Temporal changes of gene expression in rat kidney and lung, and the effect of prior growth inhibition on these changes. Rattus norvegicus

Temporal changes of gene expression from 1-wk- to 5-wk-old rat in kidney and lung, and the effect of prior growth inhibition on these genetic changes. In mammals, body growth is rapid in early life but decelerates with age. Somatic growth deceleration is caused by a gradual decline in cell proliferation that occurs simultaneously in many different organs, but is not caused by a hormonal mechanism. We hypothesize that growth deceleration is driven by a postnatal genetic program that occurs coordinately in multiple organs. Using microarrays, we investigated the changes of gene expression that occur with age in kidney and lung as growth slows down, and also investigated whether these changes were growth-driven, by asking whether prior delay of postnatal growth caused by malnutrition (tryptophan deficiency) would also delay these genetic changes.
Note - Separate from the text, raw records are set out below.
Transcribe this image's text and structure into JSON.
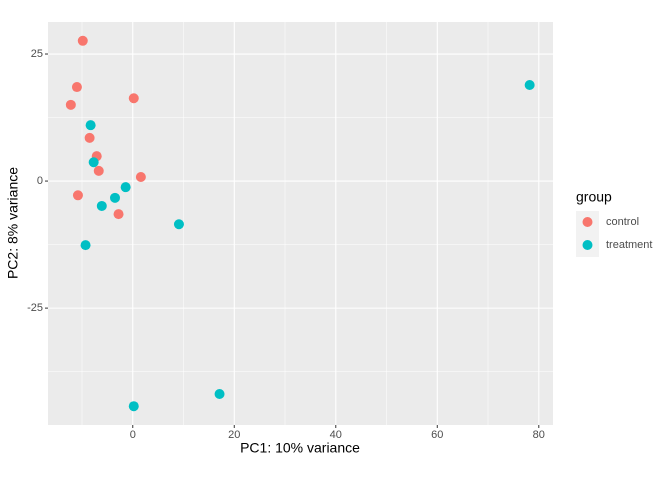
{
  "chart_data": {
    "type": "scatter",
    "xlabel": "PC1: 10% variance",
    "ylabel": "PC2: 8% variance",
    "legend_title": "group",
    "legend": "right",
    "xlim": [
      -16.7,
      82.8
    ],
    "ylim": [
      -48.0,
      31.3
    ],
    "xticks": [
      0,
      20,
      40,
      60,
      80
    ],
    "yticks": [
      -25,
      0,
      25
    ],
    "xminor": [
      -10,
      10,
      30,
      50,
      70
    ],
    "yminor": [
      -37.5,
      -12.5,
      12.5
    ],
    "grid": true,
    "series": [
      {
        "name": "control",
        "color": "#F8766D",
        "x": [
          -9.85,
          -11.0,
          -12.2,
          0.2,
          -8.5,
          -7.1,
          -6.7,
          1.6,
          -10.8,
          -2.8
        ],
        "values": [
          27.6,
          18.5,
          15.0,
          16.3,
          8.5,
          4.9,
          2.0,
          0.8,
          -2.8,
          -6.5
        ]
      },
      {
        "name": "treatment",
        "color": "#00BFC4",
        "x": [
          -8.3,
          -7.7,
          -1.4,
          -3.5,
          -6.1,
          -9.3,
          9.1,
          78.2,
          17.1,
          0.2
        ],
        "values": [
          11.0,
          3.7,
          -1.2,
          -3.3,
          -4.9,
          -12.6,
          -8.5,
          18.9,
          -41.9,
          -44.3
        ]
      }
    ]
  }
}
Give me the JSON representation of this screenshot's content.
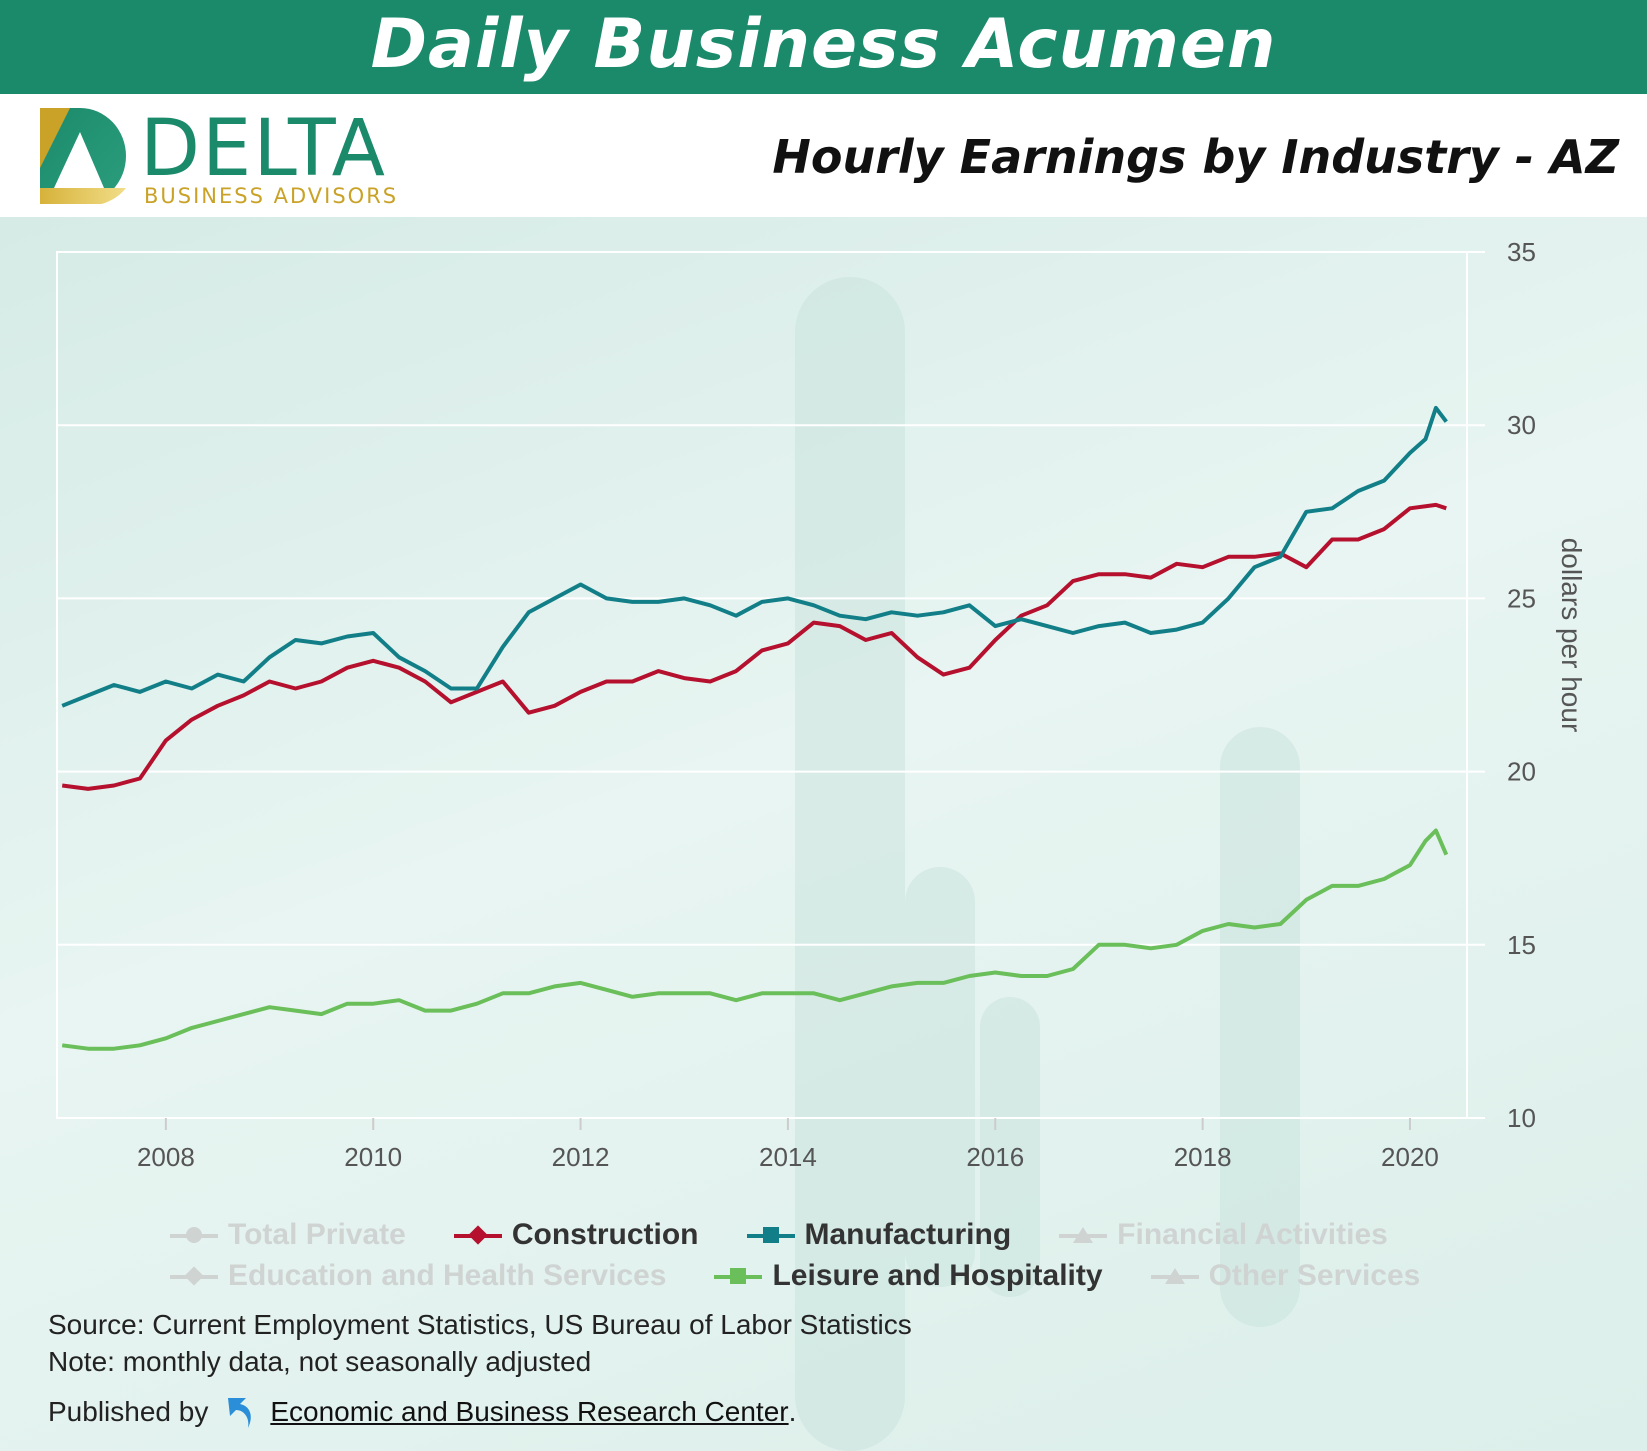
{
  "banner": {
    "title": "Daily Business Acumen"
  },
  "logo": {
    "word": "DELTA",
    "sub": "BUSINESS ADVISORS"
  },
  "subtitle": "Hourly Earnings by Industry - AZ",
  "colors": {
    "construction": "#b5112e",
    "manufacturing": "#127f88",
    "leisure": "#6abf5a",
    "banner": "#1b8a6b",
    "gold": "#c9a227",
    "inactive": "#cfd4d3"
  },
  "chart_data": {
    "type": "line",
    "title": "Hourly Earnings by Industry - AZ",
    "ylabel": "dollars per hour",
    "ylim": [
      10,
      35
    ],
    "yticks": [
      10,
      15,
      20,
      25,
      30,
      35
    ],
    "xlim": [
      2006.95,
      2020.55
    ],
    "xticks": [
      "2008",
      "2010",
      "2012",
      "2014",
      "2016",
      "2018",
      "2020"
    ],
    "series": [
      {
        "name": "Construction",
        "color": "#b5112e",
        "x": [
          2007.0,
          2007.25,
          2007.5,
          2007.75,
          2008.0,
          2008.25,
          2008.5,
          2008.75,
          2009.0,
          2009.25,
          2009.5,
          2009.75,
          2010.0,
          2010.25,
          2010.5,
          2010.75,
          2011.0,
          2011.25,
          2011.5,
          2011.75,
          2012.0,
          2012.25,
          2012.5,
          2012.75,
          2013.0,
          2013.25,
          2013.5,
          2013.75,
          2014.0,
          2014.25,
          2014.5,
          2014.75,
          2015.0,
          2015.25,
          2015.5,
          2015.75,
          2016.0,
          2016.25,
          2016.5,
          2016.75,
          2017.0,
          2017.25,
          2017.5,
          2017.75,
          2018.0,
          2018.25,
          2018.5,
          2018.75,
          2019.0,
          2019.25,
          2019.5,
          2019.75,
          2020.0,
          2020.25,
          2020.35
        ],
        "y": [
          19.6,
          19.5,
          19.6,
          19.8,
          20.9,
          21.5,
          21.9,
          22.2,
          22.6,
          22.4,
          22.6,
          23.0,
          23.2,
          23.0,
          22.6,
          22.0,
          22.3,
          22.6,
          21.7,
          21.9,
          22.3,
          22.6,
          22.6,
          22.9,
          22.7,
          22.6,
          22.9,
          23.5,
          23.7,
          24.3,
          24.2,
          23.8,
          24.0,
          23.3,
          22.8,
          23.0,
          23.8,
          24.5,
          24.8,
          25.5,
          25.7,
          25.7,
          25.6,
          26.0,
          25.9,
          26.2,
          26.2,
          26.3,
          25.9,
          26.7,
          26.7,
          27.0,
          27.6,
          27.7,
          27.6
        ]
      },
      {
        "name": "Manufacturing",
        "color": "#127f88",
        "x": [
          2007.0,
          2007.25,
          2007.5,
          2007.75,
          2008.0,
          2008.25,
          2008.5,
          2008.75,
          2009.0,
          2009.25,
          2009.5,
          2009.75,
          2010.0,
          2010.25,
          2010.5,
          2010.75,
          2011.0,
          2011.25,
          2011.5,
          2011.75,
          2012.0,
          2012.25,
          2012.5,
          2012.75,
          2013.0,
          2013.25,
          2013.5,
          2013.75,
          2014.0,
          2014.25,
          2014.5,
          2014.75,
          2015.0,
          2015.25,
          2015.5,
          2015.75,
          2016.0,
          2016.25,
          2016.5,
          2016.75,
          2017.0,
          2017.25,
          2017.5,
          2017.75,
          2018.0,
          2018.25,
          2018.5,
          2018.75,
          2019.0,
          2019.25,
          2019.5,
          2019.75,
          2020.0,
          2020.15,
          2020.25,
          2020.35
        ],
        "y": [
          21.9,
          22.2,
          22.5,
          22.3,
          22.6,
          22.4,
          22.8,
          22.6,
          23.3,
          23.8,
          23.7,
          23.9,
          24.0,
          23.3,
          22.9,
          22.4,
          22.4,
          23.6,
          24.6,
          25.0,
          25.4,
          25.0,
          24.9,
          24.9,
          25.0,
          24.8,
          24.5,
          24.9,
          25.0,
          24.8,
          24.5,
          24.4,
          24.6,
          24.5,
          24.6,
          24.8,
          24.2,
          24.4,
          24.2,
          24.0,
          24.2,
          24.3,
          24.0,
          24.1,
          24.3,
          25.0,
          25.9,
          26.2,
          27.5,
          27.6,
          28.1,
          28.4,
          29.2,
          29.6,
          30.5,
          30.1
        ]
      },
      {
        "name": "Leisure and Hospitality",
        "color": "#6abf5a",
        "x": [
          2007.0,
          2007.25,
          2007.5,
          2007.75,
          2008.0,
          2008.25,
          2008.5,
          2008.75,
          2009.0,
          2009.25,
          2009.5,
          2009.75,
          2010.0,
          2010.25,
          2010.5,
          2010.75,
          2011.0,
          2011.25,
          2011.5,
          2011.75,
          2012.0,
          2012.25,
          2012.5,
          2012.75,
          2013.0,
          2013.25,
          2013.5,
          2013.75,
          2014.0,
          2014.25,
          2014.5,
          2014.75,
          2015.0,
          2015.25,
          2015.5,
          2015.75,
          2016.0,
          2016.25,
          2016.5,
          2016.75,
          2017.0,
          2017.25,
          2017.5,
          2017.75,
          2018.0,
          2018.25,
          2018.5,
          2018.75,
          2019.0,
          2019.25,
          2019.5,
          2019.75,
          2020.0,
          2020.15,
          2020.25,
          2020.35
        ],
        "y": [
          12.1,
          12.0,
          12.0,
          12.1,
          12.3,
          12.6,
          12.8,
          13.0,
          13.2,
          13.1,
          13.0,
          13.3,
          13.3,
          13.4,
          13.1,
          13.1,
          13.3,
          13.6,
          13.6,
          13.8,
          13.9,
          13.7,
          13.5,
          13.6,
          13.6,
          13.6,
          13.4,
          13.6,
          13.6,
          13.6,
          13.4,
          13.6,
          13.8,
          13.9,
          13.9,
          14.1,
          14.2,
          14.1,
          14.1,
          14.3,
          15.0,
          15.0,
          14.9,
          15.0,
          15.4,
          15.6,
          15.5,
          15.6,
          16.3,
          16.7,
          16.7,
          16.9,
          17.3,
          18.0,
          18.3,
          17.6
        ]
      }
    ]
  },
  "legend": {
    "row1": [
      "Total Private",
      "Construction",
      "Manufacturing",
      "Financial Activities"
    ],
    "row2": [
      "Education and Health Services",
      "Leisure and Hospitality",
      "Other Services"
    ]
  },
  "notes": {
    "source": "Source: Current Employment Statistics, US Bureau of Labor Statistics",
    "note": "Note: monthly data, not seasonally adjusted",
    "published_by": "Published by",
    "publisher": "Economic and Business Research Center",
    "period": "."
  }
}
Overall design: To compare gene expression between fast-growing animals and more slowly growing animals, we extracted total mRNA from kidney and lung in 1-wk-old and 5-wk-old mice (5 animals each). Then, to investigate the effect of prior growth on these genetic changes, we also extracted total mRNA from kidney and lung in 5-wk-old mice that received a tryptophan-deficient diet from birth to 4wk of age.

本数据集聚焦1周至5周龄大鼠肾脏与肺部的基因表达时序变化，以及既往生长抑制对这类遗传表达改变的影响。 在哺乳动物中，个体出生后的早期生长速度较快，但随年龄增长逐渐放缓。体细胞生长减速源于多器官同步发生的细胞增殖能力逐步下降，而非激素调控机制所致。本研究提出假说：生长减速由多器官协同激活的出生后遗传程序驱动。通过基因芯片（microarrays）技术，我们探究了随生长放缓的年龄进程中，肾脏与肺部的基因表达变化；同时通过构建营养不良（tryptophan deficiency）诱发的出生后生长延迟模型，验证此类基因表达改变是否由生长进程驱动。 整体实验设计：为比较快速生长与慢速生长动物的基因表达差异，我们分别从1周龄和5周龄小鼠（每组各5只）的肾脏与肺部提取总mRNA（total mRNA）。此外，为探究既往生长对上述遗传表达改变的影响，我们还从出生至4周龄期间饲喂色氨酸缺乏日粮（tryptophan-deficient diet）的5周龄小鼠的肾脏与肺部提取总mRNA（total mRNA）。